On Mon, 12 Jan 2026 14:00:23 -0800, ankur.a.arora@...cle.com wrote:

> > Regarding concern (3), I am aware that QEMU has implemented a parallel
> > page-touch mechanism, which does reduce VM creation time; nevertheless,
> > in our measurements it still consumes a non-trivial amount of time.
> > (According to feedback from QEMU colleagues, bringing up a 2 TB VM
> > still requires more than 40 seconds for zeroing)
> >
> >> > Fresh hugetlb pages are zeroed out when they are faulted in,
> >> > just like with all other page types. This can take up a good
> >> > amount of time for larger page sizes (e.g. around 250
> >> > milliseconds for a 1G page on a Skylake machine).
> >> >
> >> > This normally isn't a problem, since hugetlb pages are typically
> >> > mapped by the application for a long time, and the initial
> >> > delay when touching them isn't much of an issue.
> >> >
> >> > However, there are some use cases where a large number of hugetlb
> >> > pages are touched when an application starts (such as a VM backed
> >> > by these pages), rendering the launch noticeably slow.
> >> >
> >> > On an Skylake platform running v6.19-rc2, faulting in 64 × 1 GB huge
> >> > pages takes about 16 seconds, roughly 250 ms per page. Even with
> >> > Ankur's optimizations[2], the time drops only to ~13 seconds,
> >> > ~200 ms per page, still a noticeable delay.
> >
> > As for concern (4), I believe it is orthogonal to this patchset, and
> > the cover letter already contains a performance comparison that
> > demonstrates the additional benefit.
> 
> That comparison isn't quite apples to apples though. In the fault
> workoad above, you are looking at single threaded zeroing but
> realistically clearing pages at VM init is multi-threaded (QEMU does
> that as David describes).
> 
> Also Skylake has probably one of the slowest REP; STOS implementations
> I've tried.

Hi ankur, thanks for your reply.

The test above merely offers a straightforward comparison of
page-clearing speeds. Its sole purpose is to demonstrate that the
current zeroing phase remains excessively time-consuming.

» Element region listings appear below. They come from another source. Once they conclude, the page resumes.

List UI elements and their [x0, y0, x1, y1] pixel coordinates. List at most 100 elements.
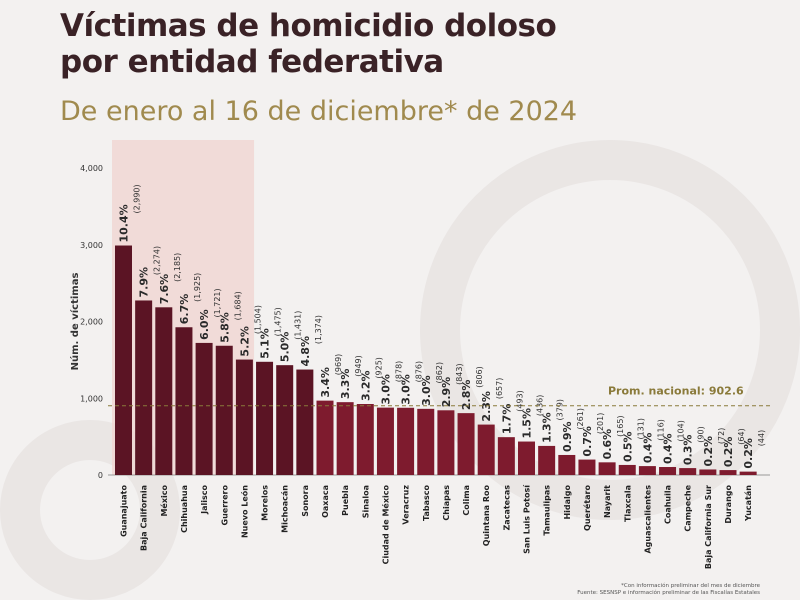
- value-label: (806): [475, 366, 484, 388]
- y-tick-label: 1,000: [80, 394, 103, 403]
- bar: [336, 402, 354, 475]
- percent-label: 3.0%: [420, 375, 433, 406]
- percent-label: 5.0%: [279, 332, 292, 363]
- bar: [296, 369, 314, 475]
- percent-label: 0.3%: [682, 435, 695, 466]
- x-tick-label: Sinaloa: [361, 485, 370, 518]
- bar: [397, 407, 415, 475]
- value-label: (2,990): [133, 184, 142, 213]
- percent-label: 10.4%: [118, 204, 131, 242]
- page-subtitle: De enero al 16 de diciembre* de 2024: [60, 96, 578, 127]
- bar: [195, 342, 213, 475]
- average-label: Prom. nacional: 902.6: [608, 385, 744, 398]
- percent-label: 0.2%: [742, 438, 755, 469]
- value-label: (1,374): [314, 315, 323, 344]
- percent-label: 3.2%: [359, 370, 372, 401]
- percent-label: 2.3%: [480, 391, 493, 422]
- x-tick-label: Jalisco: [200, 484, 209, 514]
- bar: [215, 345, 233, 475]
- percent-label: 4.8%: [299, 336, 312, 367]
- footnote-line-1: *Con información preliminar del mes de d…: [621, 583, 760, 589]
- page-title: Víctimas de homicidio doloso por entidad…: [60, 8, 557, 80]
- percent-label: 7.6%: [158, 274, 171, 305]
- x-tick-label: Guerrero: [220, 485, 229, 526]
- value-label: (72): [717, 428, 726, 444]
- bar: [699, 469, 717, 475]
- value-label: (1,504): [253, 305, 262, 334]
- value-label: (1,475): [274, 307, 283, 336]
- percent-label: 3.4%: [319, 367, 332, 398]
- value-label: (201): [596, 413, 605, 435]
- bar: [175, 327, 193, 475]
- x-tick-label: Tamaulipas: [543, 485, 552, 536]
- x-tick-label: Colima: [462, 485, 471, 516]
- value-label: (2,274): [153, 246, 162, 275]
- value-label: (657): [495, 378, 504, 400]
- value-label: (493): [515, 390, 524, 412]
- bar: [518, 441, 535, 475]
- bar: [276, 365, 294, 475]
- percent-label: 0.6%: [601, 429, 614, 460]
- x-tick-label: Quintana Roo: [482, 484, 491, 546]
- bar: [618, 464, 636, 475]
- value-label: (862): [435, 362, 444, 384]
- value-label: (165): [616, 415, 625, 437]
- value-label: (261): [576, 408, 585, 430]
- value-label: (64): [737, 428, 746, 444]
- percent-label: 2.9%: [440, 377, 453, 408]
- value-label: (104): [677, 420, 686, 442]
- x-tick-label: San Luis Potosí: [523, 484, 532, 554]
- percent-label: 6.0%: [198, 309, 211, 340]
- x-tick-label: Tabasco: [422, 485, 431, 521]
- bar: [638, 466, 656, 475]
- percent-label: 1.3%: [541, 412, 554, 443]
- percent-label: 0.2%: [702, 436, 715, 467]
- value-label: (925): [374, 357, 383, 379]
- value-label: (969): [334, 354, 343, 376]
- value-label: (949): [354, 355, 363, 377]
- value-label: (1,925): [193, 273, 202, 302]
- bar: [256, 361, 274, 475]
- x-tick-label: Chihuahua: [180, 485, 189, 533]
- percent-label: 0.4%: [662, 434, 675, 465]
- bar: [558, 454, 576, 475]
- x-tick-label: Baja California Sur: [704, 485, 713, 569]
- footnote-line-2: Fuente: SESNSP e información preliminar …: [577, 590, 760, 596]
- value-label: (1,721): [213, 288, 222, 317]
- bar: [316, 400, 334, 475]
- value-label: (436): [536, 395, 545, 417]
- value-label: (1,431): [294, 311, 303, 340]
- bar: [598, 462, 616, 475]
- percent-label: 7.9%: [138, 267, 151, 298]
- value-label: (90): [697, 426, 706, 442]
- x-tick-label: Sonora: [301, 485, 310, 517]
- percent-label: 3.0%: [379, 374, 392, 405]
- x-tick-label: Oaxaca: [321, 485, 330, 518]
- value-label: (131): [636, 418, 645, 440]
- x-tick-label: Veracruz: [402, 485, 411, 525]
- y-tick-label: 4,000: [80, 164, 103, 173]
- x-tick-label: Zacatecas: [502, 485, 511, 531]
- percent-label: 3.3%: [339, 369, 352, 400]
- bar: [497, 437, 515, 475]
- bar: [115, 245, 132, 475]
- bar: [417, 408, 435, 475]
- value-label: (1,684): [233, 291, 242, 320]
- bar: [235, 359, 253, 475]
- percent-label: 2.8%: [460, 380, 473, 411]
- value-label: (2,185): [173, 253, 182, 282]
- percent-label: 1.5%: [521, 408, 534, 439]
- bar: [376, 407, 394, 475]
- bar: [739, 471, 757, 475]
- x-tick-label: Chiapas: [442, 485, 451, 521]
- value-label: (379): [556, 399, 565, 421]
- value-label: (876): [415, 361, 424, 383]
- x-tick-label: Campeche: [684, 484, 693, 531]
- percent-label: 0.7%: [581, 426, 594, 457]
- x-tick-label: Baja California: [140, 485, 149, 551]
- bar: [477, 424, 495, 475]
- y-tick-label: 2,000: [80, 318, 103, 327]
- bar: [538, 445, 556, 475]
- x-tick-label: Querétaro: [582, 485, 592, 531]
- value-label: (878): [394, 361, 403, 383]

Even with multi-threaded clearing(QEMU caps the number of concurrent
zeroing threads at 16), booting a 2-TB VM still spends over 40 seconds
on zeroing. Based on the single-threaded test results, it can be
reasonably inferred that even after the clear_page optimization
patches are merged, a substantial amount of time will still be spent
on page zeroing when bringing up a large-scale VM.